Authorities began installing webcams at ballot stations and purchasing see-through ballot boxes Wednesday, following vows by Prime Minister Vladimir Putin and elections chief Vladimir Churov to fight fraud in the upcoming presidential vote.
The first cameras were being set up in the Tula region south of Moscow, Interfax reported, citing a regional government official. Each of the region's more than 1,100 polling stations will be equipped with two cameras and a computer that will broadcast live footage online, the report said.
The cameras will cover the ballot box and the election commission's desk where the vote count takes place, the unidentified official was quoted as saying.
In response to the mass protests against alleged vote-rigging at the Dec. 4 State Duma elections, Putin promised during a call-in show two weeks later to equip all of the country's more than 95,000 polling stations with live cameras.
The announcement was quickly ridiculed by opposition members who argued that setting up so many cameras was a waste of money that could not stop fraud and would bring down the Internet because of information overload.

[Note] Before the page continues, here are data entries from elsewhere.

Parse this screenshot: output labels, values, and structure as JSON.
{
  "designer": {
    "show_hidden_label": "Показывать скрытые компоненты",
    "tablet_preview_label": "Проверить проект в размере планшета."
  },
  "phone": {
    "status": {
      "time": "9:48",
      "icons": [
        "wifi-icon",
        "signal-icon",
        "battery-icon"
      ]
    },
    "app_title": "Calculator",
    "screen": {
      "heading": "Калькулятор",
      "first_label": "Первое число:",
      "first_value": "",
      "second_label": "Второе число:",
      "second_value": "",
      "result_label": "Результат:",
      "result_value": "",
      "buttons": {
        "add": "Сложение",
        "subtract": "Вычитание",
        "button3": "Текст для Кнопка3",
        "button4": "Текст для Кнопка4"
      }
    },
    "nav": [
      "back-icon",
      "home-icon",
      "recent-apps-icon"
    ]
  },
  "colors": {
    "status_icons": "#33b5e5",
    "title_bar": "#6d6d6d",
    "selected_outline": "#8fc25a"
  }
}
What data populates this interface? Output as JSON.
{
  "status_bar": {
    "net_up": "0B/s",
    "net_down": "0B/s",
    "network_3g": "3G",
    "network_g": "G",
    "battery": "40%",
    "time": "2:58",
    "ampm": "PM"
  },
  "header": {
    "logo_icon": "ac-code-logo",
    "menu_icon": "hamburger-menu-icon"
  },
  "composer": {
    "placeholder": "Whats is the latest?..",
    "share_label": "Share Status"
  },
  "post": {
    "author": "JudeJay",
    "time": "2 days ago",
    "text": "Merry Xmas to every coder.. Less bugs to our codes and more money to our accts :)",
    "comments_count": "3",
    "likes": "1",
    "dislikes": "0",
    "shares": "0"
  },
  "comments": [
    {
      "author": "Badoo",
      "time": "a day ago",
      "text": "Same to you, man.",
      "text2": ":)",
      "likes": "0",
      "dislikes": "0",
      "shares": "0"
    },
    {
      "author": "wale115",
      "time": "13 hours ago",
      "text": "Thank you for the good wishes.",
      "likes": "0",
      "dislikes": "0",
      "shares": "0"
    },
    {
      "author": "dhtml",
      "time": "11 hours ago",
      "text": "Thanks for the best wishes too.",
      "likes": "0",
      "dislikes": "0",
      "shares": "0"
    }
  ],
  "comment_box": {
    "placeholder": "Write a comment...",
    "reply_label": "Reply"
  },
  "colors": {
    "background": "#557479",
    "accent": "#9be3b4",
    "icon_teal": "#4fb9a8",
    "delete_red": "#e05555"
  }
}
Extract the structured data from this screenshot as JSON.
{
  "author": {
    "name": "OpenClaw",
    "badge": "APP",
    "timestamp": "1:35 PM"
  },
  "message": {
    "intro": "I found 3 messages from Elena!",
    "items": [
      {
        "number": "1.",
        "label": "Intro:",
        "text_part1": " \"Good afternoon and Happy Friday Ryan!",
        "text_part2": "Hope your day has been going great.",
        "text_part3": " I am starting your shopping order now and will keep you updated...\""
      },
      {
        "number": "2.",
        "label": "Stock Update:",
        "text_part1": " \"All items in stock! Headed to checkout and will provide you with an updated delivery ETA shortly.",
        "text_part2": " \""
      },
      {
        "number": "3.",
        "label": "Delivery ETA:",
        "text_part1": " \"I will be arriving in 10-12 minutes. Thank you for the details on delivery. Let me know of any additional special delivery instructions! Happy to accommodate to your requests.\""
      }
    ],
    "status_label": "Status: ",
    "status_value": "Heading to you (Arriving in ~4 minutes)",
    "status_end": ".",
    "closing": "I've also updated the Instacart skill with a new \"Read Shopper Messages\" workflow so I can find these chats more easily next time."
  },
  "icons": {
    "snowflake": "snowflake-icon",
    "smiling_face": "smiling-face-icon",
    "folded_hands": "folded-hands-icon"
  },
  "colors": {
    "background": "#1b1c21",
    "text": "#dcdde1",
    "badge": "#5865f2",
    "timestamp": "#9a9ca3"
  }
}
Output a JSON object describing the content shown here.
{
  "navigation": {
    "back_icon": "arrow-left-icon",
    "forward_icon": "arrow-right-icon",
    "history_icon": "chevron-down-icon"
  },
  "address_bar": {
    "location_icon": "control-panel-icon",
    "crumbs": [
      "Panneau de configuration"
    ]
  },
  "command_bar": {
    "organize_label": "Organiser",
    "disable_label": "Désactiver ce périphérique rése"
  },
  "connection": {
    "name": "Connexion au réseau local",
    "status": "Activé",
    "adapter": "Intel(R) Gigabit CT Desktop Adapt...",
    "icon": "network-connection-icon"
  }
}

But Deputy Communications Minister Ilya Massukh dismissed such fears Wednesday, saying the 200,000 cameras would just add 15 percent to 20 percent to web traffic.
"People might feel that the Internet slows down," he told RIA-Novosti.
But Massukh admitted that the plan, which he said carries a 12 billion ruble ($377 million) price tag, is huge.
"The task is doable, but with difficulty — it is not trivial," he was quoted as saying.
Cameras will have to be bought without official government tenders — bypassing the law — because there is not enough time left before election day on March 4, RIA-Novosti reported.
Yevgeny Yeryomchenko, an IT expert at Neogeography.ru, said that while it remains to be seen if the Internet will cope with the extra web traffic, the project might simply fail because of a lack of manpower to process the information.
"It is very likely that users will be overwhelmed by the amount of information," he said by telephone.
The St. Petersburg Elections Commission said Wednesday that the city is buying translucent ballot boxes for the presidential vote. Boxes appearing "like glass" will be used in all polling stations except in those 10 percent that will have polling machines, commission member Dmitry Krasnyansky told Interfax.
Central Elections Commission chief Vladimir Churov said last week that see-through boxes would be introduced in a third of the country's polling stations to prevent ballot box-stuffing, a widespread fraud method.
International election observers led by the Organization for Security and Cooperation in Europe, or OSCE, criticized last month's Duma vote as neither free nor fair. The OSCE's Office for Democratic Institutions and Human Rights is expected to publish its final report about the elections on Thursday.
The Warsaw-based elections watchdog sent 200 observers to the Duma elections. It will send the same number of observers to monitor the March presidential vote, OSCE spokesman Jens-Hagen Eschenbächer said by e-mail Wednesday.